Cloud Monitoring
Metrics and Dashboards
Cloud Monitoring collects metrics from all GCP services automatically. You can also send custom metrics via the Monitoring API or OpenTelemetry.
| Metric Type | Source | Examples | Retention |
|---|---|---|---|
| GCP System Metrics | Automatic from GCP services | CPU utilization, disk IOPS, LB latency | 24 months |
| Custom Metrics | Application code via API/OTEL | Business KPIs, queue depth, cache hit rate | 24 months |
| Agent Metrics | Ops Agent on VMs | Memory, processes, system logs | 24 months |
| External Metrics | Prometheus, Datadog, etc. | Third-party application metrics | Varies |
# Install Ops Agent on a Compute Engine VM
curl -sSO https://dl.google.com/cloudagents/add-google-cloud-ops-agent-repo.sh
sudo bash add-google-cloud-ops-agent-repo.sh --also-install
# Write a custom metric using gcloud
gcloud monitoring metrics-descriptors create \
custom.googleapis.com/myapp/queue_depth \
--type=GAUGE \
--value-type=INT64 \
--description="Number of items in the processing queue"
# Create a dashboard from a JSON definition
gcloud monitoring dashboards create \
--config-from-file=dashboard.json
Alerting Policies
Alerting policies define conditions, notification channels, and documentation for automated incident detection.
# Create an alerting policy for high CPU
gcloud monitoring policies create \
--display-name="High CPU Alert" \
--condition-display-name="CPU > 80% for 5 min" \
--condition-filter='metric.type="compute.googleapis.com/instance/cpu/utilization"
AND resource.type="gce_instance"' \
--condition-threshold-value=0.8 \
--condition-threshold-comparison=COMPARISON_GT \
--condition-threshold-duration=300s \
--notification-channels=projects/my-project/notificationChannels/12345 \
--documentation="Investigate high CPU. Check for runaway processes or traffic spike."
Uptime Checks
Uptime checks probe endpoints from multiple global locations. They detect outages before users report them. Uptime checks can verify HTTP response codes, response body content, and SSL certificate expiration.
Combine uptime checks with SLO monitoring. An uptime check tells you if the service is reachable. An SLO tells you if the service is meeting its quality targets. Both are needed for comprehensive reliability monitoring.
Cloud Logging
Log Types
| Log Type | What It Captures | Default Retention | Can Disable? |
|---|---|---|---|
| Admin Activity | API calls that modify resources (create, delete, update) | 400 days | No (always on) |
| Data Access | API calls that read data or metadata | 30 days | Yes (off by default for most) |
| System Event | Google-initiated actions (live migration, maintenance) | 400 days | No |
| Policy Denied | Denied actions due to security policy violations | 30 days | No |
| Platform Logs | GKE, Cloud Run, App Engine application logs | 30 days | Yes |
Data Access logs are off by default for most services. If a compliance question asks about tracking who read BigQuery data or Cloud Storage objects, you must enable Data Access audit logs. Admin Activity logs are always enabled and cannot be disabled.
Log Sinks and Routing
Log sinks export logs to external destinations for long-term storage, analysis, or SIEM integration.

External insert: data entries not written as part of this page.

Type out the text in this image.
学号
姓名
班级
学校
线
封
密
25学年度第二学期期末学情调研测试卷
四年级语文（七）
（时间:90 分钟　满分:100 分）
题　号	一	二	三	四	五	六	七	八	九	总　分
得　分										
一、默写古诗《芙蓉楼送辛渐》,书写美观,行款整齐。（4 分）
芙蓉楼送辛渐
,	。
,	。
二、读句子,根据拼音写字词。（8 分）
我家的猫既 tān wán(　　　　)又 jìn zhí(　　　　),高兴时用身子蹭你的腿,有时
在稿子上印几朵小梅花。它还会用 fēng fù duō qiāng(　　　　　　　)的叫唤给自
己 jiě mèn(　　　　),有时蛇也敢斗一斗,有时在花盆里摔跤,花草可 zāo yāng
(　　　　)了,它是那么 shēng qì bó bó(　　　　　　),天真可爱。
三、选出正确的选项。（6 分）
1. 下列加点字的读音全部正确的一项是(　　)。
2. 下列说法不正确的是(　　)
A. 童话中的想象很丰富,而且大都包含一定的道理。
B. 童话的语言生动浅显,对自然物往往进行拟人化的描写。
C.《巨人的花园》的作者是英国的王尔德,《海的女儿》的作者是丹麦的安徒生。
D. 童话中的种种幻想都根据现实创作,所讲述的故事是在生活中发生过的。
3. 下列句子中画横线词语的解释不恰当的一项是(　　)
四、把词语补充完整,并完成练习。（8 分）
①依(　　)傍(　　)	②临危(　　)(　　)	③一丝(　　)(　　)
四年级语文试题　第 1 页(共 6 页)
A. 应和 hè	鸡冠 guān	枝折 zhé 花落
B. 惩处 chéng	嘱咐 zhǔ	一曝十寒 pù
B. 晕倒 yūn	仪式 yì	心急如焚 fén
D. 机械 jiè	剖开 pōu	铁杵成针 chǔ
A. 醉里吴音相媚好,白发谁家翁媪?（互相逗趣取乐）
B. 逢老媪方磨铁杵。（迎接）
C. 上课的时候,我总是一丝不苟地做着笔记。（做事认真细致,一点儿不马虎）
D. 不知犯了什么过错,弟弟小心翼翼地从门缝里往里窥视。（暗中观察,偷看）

| Destination | Use Case | Retention |
|---|---|---|
| Cloud Storage | Long-term archival, compliance | Configurable (lifecycle policies) |
| BigQuery | Log analytics, SQL queries on logs | Configurable (table expiration) |
| Pub/Sub | Real-time streaming to SIEM or custom pipeline | N/A (real-time) |
| Another Project | Centralized logging across org | Depends on destination |
# Create a log sink to BigQuery for audit logs
gcloud logging sinks create audit-to-bq \
bigquery.googleapis.com/projects/my-project/datasets/audit_logs \
--log-filter='logName:"cloudaudit.googleapis.com"' \
--use-partitioned-tables
# Create a log sink to Cloud Storage for long-term archival
gcloud logging sinks create all-logs-archive \
storage.googleapis.com/my-project-log-archive \
--log-filter='severity >= WARNING'
# Create a log-based metric for error counting
gcloud logging metrics create api-errors \
--description="Count of API 5xx errors" \
--log-filter='resource.type="cloud_run_revision"
AND httpRequest.status >= 500'
SRE Principles
SLIs, SLOs, and SLAs
| Concept | Definition | Example | Who Defines It |
|---|---|---|---|
| SLI (Service Level Indicator) | A measurable metric of service quality | Request latency p99, error rate, availability % | Engineering team |
| SLO (Service Level Objective) | A target value or range for an SLI | "99.9% of requests complete in <200ms" | Engineering + product |
| SLA (Service Level Agreement) | A contractual commitment with consequences | "99.9% uptime or credit refund" | Business + legal |
SLOs should be stricter than SLAs. If your SLA promises 99.9% uptime, your internal SLO should target 99.95%. This gives you an error budget buffer before violating the contractual SLA. Cloud Monitoring supports creating SLO monitors with burn-rate alerting.
Error Budgets
An error budget is the amount of unreliability your SLO allows. If your SLO is 99.9% availability, your error budget is 0.1% (about 43 minutes per month of allowed downtime).
- Budget remaining — Continue deploying new features, take calculated risks.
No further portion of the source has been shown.